[PATCH] drm/sced: Add FIFO policy for scheduler rq

Tue Aug 23 18:13:27 UTC 2022

On 2022-08-23 12:58, Luben Tuikov wrote:
> Inlined:
>
> On 2022-08-22 16:09, Andrey Grodzovsky wrote:
>> Poblem: Given many entities competing for same rq on
> ^Problem
>
>> same scheduler an uncceptabliy long wait time for some
> ^unacceptably
>
>> jobs waiting stuck in rq before being picked up are
>> observed (seen using  GPUVis).
>> The issue is due to Round Robin policy used by scheduler
>> to pick up the next entity for execution. Under stress
>> of many entities and long job queus within entity some
> ^queues
>
>> jobs could be stack for very long time in it's entity's
>> queue before being popped from the queue and executed
>> while for other entites with samller job queues a job
> ^entities; smaller
>
>> might execute ealier even though that job arrived later
> ^earlier
>
>> then the job in the long queue.
>>
>> Fix:
>> Add FIFO selection policy to entites in RQ, chose next enitity
>> on rq in such order that if job on one entity arrived
>> ealrier then job on another entity the first job will start
>> executing ealier regardless of the length of the entity's job
>> queue.
>>
>> Signed-off-by: Andrey Grodzovsky <andrey.grodzovsky at amd.com>
>> Tested-by: Li Yunxiang (Teddy) <Yunxiang.Li at amd.com>
>> ---
>>   drivers/gpu/drm/scheduler/sched_entity.c |  2 +
>>   drivers/gpu/drm/scheduler/sched_main.c   | 65 ++++++++++++++++++++++--
>>   include/drm/gpu_scheduler.h              |  8 +++
>>   3 files changed, 71 insertions(+), 4 deletions(-)
>>
>> diff --git a/drivers/gpu/drm/scheduler/sched_entity.c b/drivers/gpu/drm/scheduler/sched_entity.c
>> index 6b25b2f4f5a3..3bb7f69306ef 100644
>> --- a/drivers/gpu/drm/scheduler/sched_entity.c
>> +++ b/drivers/gpu/drm/scheduler/sched_entity.c
>> @@ -507,6 +507,8 @@ void drm_sched_entity_push_job(struct drm_sched_job *sched_job)
>>   	atomic_inc(entity->rq->sched->score);
>>   	WRITE_ONCE(entity->last_user, current->group_leader);
>>   	first = spsc_queue_push(&entity->job_queue, &sched_job->queue_node);
>> +	sched_job->submit_ts = ktime_get();
>> +
>>   
>>   	/* first job wakes up scheduler */
>>   	if (first) {
>> diff --git a/drivers/gpu/drm/scheduler/sched_main.c b/drivers/gpu/drm/scheduler/sched_main.c
>> index 68317d3a7a27..c123aa120d06 100644
>> --- a/drivers/gpu/drm/scheduler/sched_main.c
>> +++ b/drivers/gpu/drm/scheduler/sched_main.c
>> @@ -59,6 +59,19 @@
>>   #define CREATE_TRACE_POINTS
>>   #include "gpu_scheduler_trace.h"
>>   
>> +
>> +
>> +int drm_sched_policy = -1;
>> +
>> +/**
>> + * DOC: sched_policy (int)
>> + * Used to override default entites scheduling policy in a run queue.
>> + */
>> +MODULE_PARM_DESC(sched_policy,
>> +		"specify schedule policy for entites on a runqueue (-1 = auto(default) value, 0 = Round Robin,1  = use FIFO");
>> +module_param_named(sched_policy, drm_sched_policy, int, 0444);
> As per Christian's comments, you can drop the "auto" and perhaps leave one as the default,
> say the RR.
>
> I do think it is beneficial to have a module parameter control the scheduling policy, as shown above.

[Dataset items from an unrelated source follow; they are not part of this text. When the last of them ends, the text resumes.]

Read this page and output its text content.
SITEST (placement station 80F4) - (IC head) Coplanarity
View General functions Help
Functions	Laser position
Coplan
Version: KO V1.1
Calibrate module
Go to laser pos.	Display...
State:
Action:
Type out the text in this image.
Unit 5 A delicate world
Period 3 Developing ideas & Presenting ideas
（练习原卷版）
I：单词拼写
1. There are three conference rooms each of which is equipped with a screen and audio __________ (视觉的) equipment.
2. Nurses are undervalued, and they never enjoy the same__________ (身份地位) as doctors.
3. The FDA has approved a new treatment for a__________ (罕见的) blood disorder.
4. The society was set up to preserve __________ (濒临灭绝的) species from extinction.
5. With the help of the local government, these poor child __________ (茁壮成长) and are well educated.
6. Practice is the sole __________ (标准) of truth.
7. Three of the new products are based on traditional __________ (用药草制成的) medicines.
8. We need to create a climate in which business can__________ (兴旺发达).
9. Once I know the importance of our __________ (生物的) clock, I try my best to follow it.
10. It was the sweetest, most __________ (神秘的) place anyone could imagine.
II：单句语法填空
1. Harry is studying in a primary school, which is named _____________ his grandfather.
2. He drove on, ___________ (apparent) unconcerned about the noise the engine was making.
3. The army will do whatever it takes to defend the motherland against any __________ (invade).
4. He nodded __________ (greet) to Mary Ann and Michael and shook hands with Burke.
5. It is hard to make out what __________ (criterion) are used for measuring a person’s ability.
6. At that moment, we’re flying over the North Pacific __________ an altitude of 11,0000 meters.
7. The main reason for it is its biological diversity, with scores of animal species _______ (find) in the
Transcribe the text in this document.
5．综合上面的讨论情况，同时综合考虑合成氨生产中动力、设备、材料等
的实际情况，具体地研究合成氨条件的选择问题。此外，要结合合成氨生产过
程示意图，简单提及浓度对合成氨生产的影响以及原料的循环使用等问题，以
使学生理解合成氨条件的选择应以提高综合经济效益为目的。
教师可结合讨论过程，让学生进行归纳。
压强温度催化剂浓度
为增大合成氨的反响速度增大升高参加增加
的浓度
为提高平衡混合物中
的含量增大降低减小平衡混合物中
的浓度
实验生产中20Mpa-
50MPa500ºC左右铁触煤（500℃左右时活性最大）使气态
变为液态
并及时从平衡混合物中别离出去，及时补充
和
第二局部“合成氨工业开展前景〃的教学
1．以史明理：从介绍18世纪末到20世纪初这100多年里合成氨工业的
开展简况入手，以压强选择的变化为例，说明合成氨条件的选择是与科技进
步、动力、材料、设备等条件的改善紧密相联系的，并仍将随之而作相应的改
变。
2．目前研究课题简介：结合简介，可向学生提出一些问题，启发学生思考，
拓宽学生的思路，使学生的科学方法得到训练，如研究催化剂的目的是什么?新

Christian is not against it, just against adding 'auto' here - like the 
default.

>
>> +
>> +
>>   #define to_drm_sched_job(sched_job)		\
>>   		container_of((sched_job), struct drm_sched_job, queue_node)
>>   
>> @@ -120,14 +133,16 @@ void drm_sched_rq_remove_entity(struct drm_sched_rq *rq,
>>   }
>>   
>>   /**
>> - * drm_sched_rq_select_entity - Select an entity which could provide a job to run
>> + * drm_sched_rq_select_entity_rr - Select an entity which could provide a job to run
>>    *
>>    * @rq: scheduler run queue to check.
>>    *
>> - * Try to find a ready entity, returns NULL if none found.
>> + * Try to find a ready entity, in round robin manner.
>> + *
>> + * Returns NULL if none found.
>>    */
>>   static struct drm_sched_entity *
>> -drm_sched_rq_select_entity(struct drm_sched_rq *rq)
>> +drm_sched_rq_select_entity_rr(struct drm_sched_rq *rq)
>>   {
>>   	struct drm_sched_entity *entity;
>>   
>> @@ -163,6 +178,45 @@ drm_sched_rq_select_entity(struct drm_sched_rq *rq)
>>   	return NULL;
>>   }
>>   
>> +/**
>> + * drm_sched_rq_select_entity_fifo - Select an entity which could provide a job to run
>> + *
>> + * @rq: scheduler run queue to check.
>> + *
>> + * Try to find a ready entity, based on FIFO order of jobs arrivals.
>> + *
>> + * Returns NULL if none found.
>> + */
>> +static struct drm_sched_entity *
>> +drm_sched_rq_select_entity_fifo(struct drm_sched_rq *rq)
>> +{
>> +	struct drm_sched_entity *tmp, *entity = NULL;
>> +	ktime_t oldest_ts = KTIME_MAX;
>> +	struct drm_sched_job *sched_job;
>> +
>> +	spin_lock(&rq->lock);
>> +
>> +	list_for_each_entry(tmp, &rq->entities, list) {
>> +
>> +		if (drm_sched_entity_is_ready(tmp)) {
>> +			sched_job = to_drm_sched_job(spsc_queue_peek(&tmp->job_queue));
>> +
>> +			if (ktime_before(sched_job->submit_ts, oldest_ts)) {
>> +				oldest_ts = sched_job->submit_ts;
>> +				entity = tmp;
>> +			}
>> +		}
>> +	}
> Here I think we need an O(1) lookup of the next job to pick out to run.
> I see a number of optimizations, for instance keeping the current/oldest
> timestamp in the rq struct itself,

This was my original design with rb tree based min heap per rq based on 
time stamp of
the oldest job waiting in each entity's job queue (head of entity's SPCP 
job queue). But how in this
case you record the timestamps of all the jobs waiting in entity's the 
SPCP queue behind the head job ?
If you record only the oldest job and more jobs come you have no place 
to store their timestamps and so
on next job select after current HEAD how you will know who came before 
or after between 2 job queues of
of 2 entities ?

> or better yet keeping the next job
> to pick out to run at a head of list (a la timer wheel implementation).
> For suck an optimization to work, you'd prep things up on job insertion, rather
> than on job removal/pick to run.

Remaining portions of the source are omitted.